UCSF

The aryl hydrocarbon receptor (AHR) is a cytosolic transcription factor that recognizes and induces metabolic enzymes in response to a wide variety of xenobiotics. However, more recently the AHR has been proven critical in a diverse array of biological processes, including organ development, circadian rhythm, and immune response. In particular, AHR activation has been shown to affect T cell differentiation for both inflammatory T cells that produce IL-17 (Th17) and IL-22 as well as regulatory T cells (Treg) involved in tolerance.

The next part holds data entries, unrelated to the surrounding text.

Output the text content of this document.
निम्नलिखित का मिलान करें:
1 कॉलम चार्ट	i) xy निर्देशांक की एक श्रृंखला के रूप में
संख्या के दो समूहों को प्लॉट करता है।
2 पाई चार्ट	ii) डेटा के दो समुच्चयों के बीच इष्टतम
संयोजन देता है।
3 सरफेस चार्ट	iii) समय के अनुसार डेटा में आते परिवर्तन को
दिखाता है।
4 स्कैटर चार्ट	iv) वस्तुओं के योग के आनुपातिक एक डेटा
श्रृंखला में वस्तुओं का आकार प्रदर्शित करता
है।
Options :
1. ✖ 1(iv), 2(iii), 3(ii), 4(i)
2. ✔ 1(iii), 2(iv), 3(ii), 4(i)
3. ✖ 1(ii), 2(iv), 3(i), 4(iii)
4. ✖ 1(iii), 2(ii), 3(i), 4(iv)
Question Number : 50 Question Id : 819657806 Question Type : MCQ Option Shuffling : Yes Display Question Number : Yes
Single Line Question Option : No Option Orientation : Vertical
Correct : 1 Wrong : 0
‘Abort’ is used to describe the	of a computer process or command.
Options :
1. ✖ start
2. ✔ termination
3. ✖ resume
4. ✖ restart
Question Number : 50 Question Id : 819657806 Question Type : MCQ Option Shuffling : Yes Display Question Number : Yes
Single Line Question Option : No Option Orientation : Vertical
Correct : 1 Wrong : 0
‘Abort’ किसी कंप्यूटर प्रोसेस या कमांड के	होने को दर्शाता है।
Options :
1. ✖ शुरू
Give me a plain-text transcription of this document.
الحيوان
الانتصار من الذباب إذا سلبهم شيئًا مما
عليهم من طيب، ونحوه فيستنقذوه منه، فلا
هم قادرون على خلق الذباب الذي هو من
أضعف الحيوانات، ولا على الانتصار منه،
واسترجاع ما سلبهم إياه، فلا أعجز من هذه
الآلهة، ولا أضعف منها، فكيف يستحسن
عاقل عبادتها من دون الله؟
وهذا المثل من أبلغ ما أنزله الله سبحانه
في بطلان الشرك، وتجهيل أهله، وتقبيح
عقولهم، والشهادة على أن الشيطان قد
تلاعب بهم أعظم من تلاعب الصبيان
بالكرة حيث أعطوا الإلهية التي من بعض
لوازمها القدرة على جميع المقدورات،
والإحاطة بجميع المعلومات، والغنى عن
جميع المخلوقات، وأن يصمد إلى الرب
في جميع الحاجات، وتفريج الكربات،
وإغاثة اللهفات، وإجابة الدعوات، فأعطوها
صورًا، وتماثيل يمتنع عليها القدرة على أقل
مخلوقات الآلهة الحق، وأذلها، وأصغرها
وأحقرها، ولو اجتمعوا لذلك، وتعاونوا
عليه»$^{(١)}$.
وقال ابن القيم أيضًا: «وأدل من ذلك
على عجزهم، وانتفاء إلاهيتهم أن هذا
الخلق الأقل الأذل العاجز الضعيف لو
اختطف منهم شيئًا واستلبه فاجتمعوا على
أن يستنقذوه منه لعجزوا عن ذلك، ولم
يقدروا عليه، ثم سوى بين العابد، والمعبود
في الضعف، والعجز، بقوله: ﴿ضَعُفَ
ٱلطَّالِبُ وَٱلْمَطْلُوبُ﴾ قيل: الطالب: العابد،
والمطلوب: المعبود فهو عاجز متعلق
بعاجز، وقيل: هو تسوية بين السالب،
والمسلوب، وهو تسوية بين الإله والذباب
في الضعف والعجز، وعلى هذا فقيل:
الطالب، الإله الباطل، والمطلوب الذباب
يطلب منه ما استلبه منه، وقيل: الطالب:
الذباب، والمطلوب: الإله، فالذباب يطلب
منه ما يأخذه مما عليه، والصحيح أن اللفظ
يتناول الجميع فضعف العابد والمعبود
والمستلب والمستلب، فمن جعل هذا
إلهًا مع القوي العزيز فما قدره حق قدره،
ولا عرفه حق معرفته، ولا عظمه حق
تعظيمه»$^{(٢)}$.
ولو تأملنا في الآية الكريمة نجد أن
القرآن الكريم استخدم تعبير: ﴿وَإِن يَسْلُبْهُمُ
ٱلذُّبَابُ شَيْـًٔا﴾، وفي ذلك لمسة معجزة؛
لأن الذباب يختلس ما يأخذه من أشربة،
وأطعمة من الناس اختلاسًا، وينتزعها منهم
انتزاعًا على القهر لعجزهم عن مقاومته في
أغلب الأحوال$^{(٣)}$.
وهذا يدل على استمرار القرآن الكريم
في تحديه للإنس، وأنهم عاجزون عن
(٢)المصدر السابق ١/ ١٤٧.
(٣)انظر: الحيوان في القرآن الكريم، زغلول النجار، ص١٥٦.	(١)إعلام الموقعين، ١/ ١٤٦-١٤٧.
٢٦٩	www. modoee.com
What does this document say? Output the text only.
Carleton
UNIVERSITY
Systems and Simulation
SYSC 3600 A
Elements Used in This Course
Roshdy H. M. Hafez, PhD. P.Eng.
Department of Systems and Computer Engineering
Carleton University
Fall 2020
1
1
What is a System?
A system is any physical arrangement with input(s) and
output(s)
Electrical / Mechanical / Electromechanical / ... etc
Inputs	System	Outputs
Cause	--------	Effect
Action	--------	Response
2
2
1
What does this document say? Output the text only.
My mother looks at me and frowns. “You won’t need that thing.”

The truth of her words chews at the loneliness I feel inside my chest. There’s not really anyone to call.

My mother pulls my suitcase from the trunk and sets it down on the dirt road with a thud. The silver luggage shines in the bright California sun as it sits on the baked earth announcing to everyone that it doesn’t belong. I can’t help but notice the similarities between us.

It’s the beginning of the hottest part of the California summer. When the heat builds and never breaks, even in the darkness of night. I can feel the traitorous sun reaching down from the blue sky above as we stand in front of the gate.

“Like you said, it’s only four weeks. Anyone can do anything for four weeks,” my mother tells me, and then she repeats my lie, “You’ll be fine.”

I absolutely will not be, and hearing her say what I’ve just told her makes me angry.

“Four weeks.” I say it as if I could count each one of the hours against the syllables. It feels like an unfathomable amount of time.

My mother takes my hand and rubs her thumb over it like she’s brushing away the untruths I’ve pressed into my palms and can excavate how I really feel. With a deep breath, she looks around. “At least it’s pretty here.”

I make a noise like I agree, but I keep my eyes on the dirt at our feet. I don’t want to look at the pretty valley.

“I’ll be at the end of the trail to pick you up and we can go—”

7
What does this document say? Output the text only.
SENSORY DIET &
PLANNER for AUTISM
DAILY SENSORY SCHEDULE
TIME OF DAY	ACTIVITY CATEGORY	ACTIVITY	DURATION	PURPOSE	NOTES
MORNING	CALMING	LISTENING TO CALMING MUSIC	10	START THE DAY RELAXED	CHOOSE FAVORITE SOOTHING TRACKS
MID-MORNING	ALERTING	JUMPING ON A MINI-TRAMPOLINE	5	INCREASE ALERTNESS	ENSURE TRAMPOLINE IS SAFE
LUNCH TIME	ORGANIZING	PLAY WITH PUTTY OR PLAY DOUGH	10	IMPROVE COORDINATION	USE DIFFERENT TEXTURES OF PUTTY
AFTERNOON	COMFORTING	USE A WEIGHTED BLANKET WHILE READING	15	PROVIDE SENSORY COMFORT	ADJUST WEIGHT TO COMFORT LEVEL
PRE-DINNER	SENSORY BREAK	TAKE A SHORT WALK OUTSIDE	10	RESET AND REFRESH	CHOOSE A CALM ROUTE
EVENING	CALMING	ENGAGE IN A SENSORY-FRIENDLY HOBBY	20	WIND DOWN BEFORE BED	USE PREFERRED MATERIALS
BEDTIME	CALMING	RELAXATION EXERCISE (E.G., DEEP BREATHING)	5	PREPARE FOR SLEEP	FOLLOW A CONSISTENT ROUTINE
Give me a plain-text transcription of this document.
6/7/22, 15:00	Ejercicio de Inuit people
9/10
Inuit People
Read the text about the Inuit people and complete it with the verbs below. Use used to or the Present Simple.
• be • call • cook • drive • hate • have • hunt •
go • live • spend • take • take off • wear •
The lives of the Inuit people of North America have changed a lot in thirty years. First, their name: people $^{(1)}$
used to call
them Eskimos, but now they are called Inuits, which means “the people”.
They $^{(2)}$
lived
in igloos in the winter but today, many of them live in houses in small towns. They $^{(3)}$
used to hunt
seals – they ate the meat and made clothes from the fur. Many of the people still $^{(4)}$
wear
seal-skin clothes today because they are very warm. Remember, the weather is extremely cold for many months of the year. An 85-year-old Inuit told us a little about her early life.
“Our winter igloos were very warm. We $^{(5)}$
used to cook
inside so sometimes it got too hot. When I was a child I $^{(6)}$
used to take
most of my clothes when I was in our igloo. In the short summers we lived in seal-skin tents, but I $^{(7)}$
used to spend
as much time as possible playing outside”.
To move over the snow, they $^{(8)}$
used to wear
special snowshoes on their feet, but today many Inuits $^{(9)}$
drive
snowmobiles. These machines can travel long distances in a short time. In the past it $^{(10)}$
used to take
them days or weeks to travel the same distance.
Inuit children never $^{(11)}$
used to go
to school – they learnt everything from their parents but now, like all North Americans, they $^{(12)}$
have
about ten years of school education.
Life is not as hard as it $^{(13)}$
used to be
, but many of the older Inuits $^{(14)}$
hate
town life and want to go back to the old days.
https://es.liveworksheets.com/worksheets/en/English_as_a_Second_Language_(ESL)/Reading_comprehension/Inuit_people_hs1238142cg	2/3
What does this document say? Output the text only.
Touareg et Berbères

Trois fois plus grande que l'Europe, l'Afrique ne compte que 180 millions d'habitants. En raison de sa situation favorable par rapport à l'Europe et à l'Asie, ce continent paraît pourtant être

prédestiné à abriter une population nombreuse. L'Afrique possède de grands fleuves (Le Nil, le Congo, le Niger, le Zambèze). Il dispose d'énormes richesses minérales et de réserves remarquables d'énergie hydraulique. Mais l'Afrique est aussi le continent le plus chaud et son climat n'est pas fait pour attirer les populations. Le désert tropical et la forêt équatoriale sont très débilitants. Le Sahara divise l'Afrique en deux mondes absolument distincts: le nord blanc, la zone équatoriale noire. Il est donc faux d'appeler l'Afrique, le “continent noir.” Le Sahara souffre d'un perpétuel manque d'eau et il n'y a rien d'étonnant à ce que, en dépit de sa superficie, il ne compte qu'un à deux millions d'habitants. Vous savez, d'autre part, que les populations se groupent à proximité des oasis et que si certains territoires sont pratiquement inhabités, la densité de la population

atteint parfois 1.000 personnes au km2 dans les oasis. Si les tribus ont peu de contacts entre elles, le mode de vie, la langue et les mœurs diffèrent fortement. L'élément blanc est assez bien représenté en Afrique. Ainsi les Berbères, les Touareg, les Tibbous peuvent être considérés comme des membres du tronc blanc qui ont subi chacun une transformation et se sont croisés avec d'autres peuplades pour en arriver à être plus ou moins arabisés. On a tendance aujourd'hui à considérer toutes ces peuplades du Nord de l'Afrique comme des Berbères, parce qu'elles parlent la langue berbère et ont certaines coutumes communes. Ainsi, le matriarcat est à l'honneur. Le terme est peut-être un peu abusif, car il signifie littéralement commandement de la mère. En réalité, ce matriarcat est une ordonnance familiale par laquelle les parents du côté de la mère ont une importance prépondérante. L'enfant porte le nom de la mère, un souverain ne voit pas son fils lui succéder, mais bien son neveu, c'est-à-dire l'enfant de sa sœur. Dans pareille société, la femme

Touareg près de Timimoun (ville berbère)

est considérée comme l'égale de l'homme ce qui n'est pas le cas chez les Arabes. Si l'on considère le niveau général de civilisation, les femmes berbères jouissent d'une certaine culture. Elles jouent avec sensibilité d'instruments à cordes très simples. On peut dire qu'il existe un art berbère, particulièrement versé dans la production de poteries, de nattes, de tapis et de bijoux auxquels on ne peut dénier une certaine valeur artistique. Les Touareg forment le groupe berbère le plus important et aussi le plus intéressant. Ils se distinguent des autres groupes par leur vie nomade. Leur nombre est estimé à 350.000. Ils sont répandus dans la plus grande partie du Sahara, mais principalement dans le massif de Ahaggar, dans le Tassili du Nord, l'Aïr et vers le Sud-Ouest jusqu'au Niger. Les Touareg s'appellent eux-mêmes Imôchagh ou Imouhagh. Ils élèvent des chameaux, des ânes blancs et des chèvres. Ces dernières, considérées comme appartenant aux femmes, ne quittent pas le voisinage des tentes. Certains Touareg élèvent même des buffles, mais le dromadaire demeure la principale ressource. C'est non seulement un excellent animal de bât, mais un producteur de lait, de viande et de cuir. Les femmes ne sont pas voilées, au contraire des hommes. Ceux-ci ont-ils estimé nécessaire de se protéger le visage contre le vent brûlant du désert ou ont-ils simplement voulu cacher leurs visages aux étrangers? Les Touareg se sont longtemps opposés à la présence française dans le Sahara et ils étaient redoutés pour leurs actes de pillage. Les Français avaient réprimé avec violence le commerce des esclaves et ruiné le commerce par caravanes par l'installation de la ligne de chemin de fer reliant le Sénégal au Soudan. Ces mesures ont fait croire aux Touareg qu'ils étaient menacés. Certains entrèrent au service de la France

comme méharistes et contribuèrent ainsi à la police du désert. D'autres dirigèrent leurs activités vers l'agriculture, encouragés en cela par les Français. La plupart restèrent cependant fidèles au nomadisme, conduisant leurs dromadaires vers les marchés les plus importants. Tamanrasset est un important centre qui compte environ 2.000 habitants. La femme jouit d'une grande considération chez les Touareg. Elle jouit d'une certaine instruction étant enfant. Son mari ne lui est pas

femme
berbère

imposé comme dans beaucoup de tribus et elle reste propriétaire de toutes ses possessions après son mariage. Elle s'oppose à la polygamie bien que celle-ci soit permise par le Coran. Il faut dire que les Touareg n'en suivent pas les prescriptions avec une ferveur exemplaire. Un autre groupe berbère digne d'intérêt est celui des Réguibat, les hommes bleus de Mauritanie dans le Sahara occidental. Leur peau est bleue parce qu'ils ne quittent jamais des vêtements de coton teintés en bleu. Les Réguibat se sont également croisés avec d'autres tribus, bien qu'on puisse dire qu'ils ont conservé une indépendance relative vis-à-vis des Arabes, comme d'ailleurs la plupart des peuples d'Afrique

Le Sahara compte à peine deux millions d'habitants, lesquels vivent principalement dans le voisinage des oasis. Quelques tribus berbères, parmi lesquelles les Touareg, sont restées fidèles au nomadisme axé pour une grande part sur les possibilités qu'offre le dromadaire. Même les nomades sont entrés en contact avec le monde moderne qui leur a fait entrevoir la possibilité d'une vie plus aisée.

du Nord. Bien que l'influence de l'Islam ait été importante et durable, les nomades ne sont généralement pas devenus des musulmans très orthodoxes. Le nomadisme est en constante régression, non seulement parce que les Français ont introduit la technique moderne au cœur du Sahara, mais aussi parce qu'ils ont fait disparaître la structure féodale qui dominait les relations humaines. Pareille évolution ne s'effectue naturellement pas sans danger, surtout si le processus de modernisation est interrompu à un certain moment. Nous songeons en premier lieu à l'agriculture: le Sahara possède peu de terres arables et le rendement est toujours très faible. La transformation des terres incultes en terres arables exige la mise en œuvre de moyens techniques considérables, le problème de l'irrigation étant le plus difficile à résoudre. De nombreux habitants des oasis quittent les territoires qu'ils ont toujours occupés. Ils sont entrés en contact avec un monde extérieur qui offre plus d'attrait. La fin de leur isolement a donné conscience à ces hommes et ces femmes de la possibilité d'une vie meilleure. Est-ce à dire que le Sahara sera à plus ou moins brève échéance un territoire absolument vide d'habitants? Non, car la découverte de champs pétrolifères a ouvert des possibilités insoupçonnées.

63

Given that the balance between inflammatory and immunoregulatory T cells has been implicated in pathological processes in contexts such as HIV infection and autoimmunity, understanding the role AHR and its ligands play in immune cell diffentiation is critical. While environmental AHR ligands can alter T cell differentiation, endogenous ligands are likely to be more relevant in host immune responses. We investigated downstream metabolites of tryptophan as potential AHR ligands because (1) tryptophan metabolites have been implicated in regulating the balance between Th17 and Treg cells and (2) many of the AHR ligands identified thus far are derivatives of tryptophan. We characterized the ability of tryptophan metabolites to bind and activate the AHR and to alter T cell differentiation. We report that the tryptophan metabolite, cinnabarinic acid (CA), is an AHR ligand that stimulates the differentiation of human and mouse T cells producing IL-22. We compare the IL-22-stimulating activity of CA to that of other tryptophan metabolites and define stimulation conditions that lead to CA production from immune cells. Our findings link tryptophan metabolism to AHR activation and define a novel endogenous AHR agonist with potentially broad biological functions.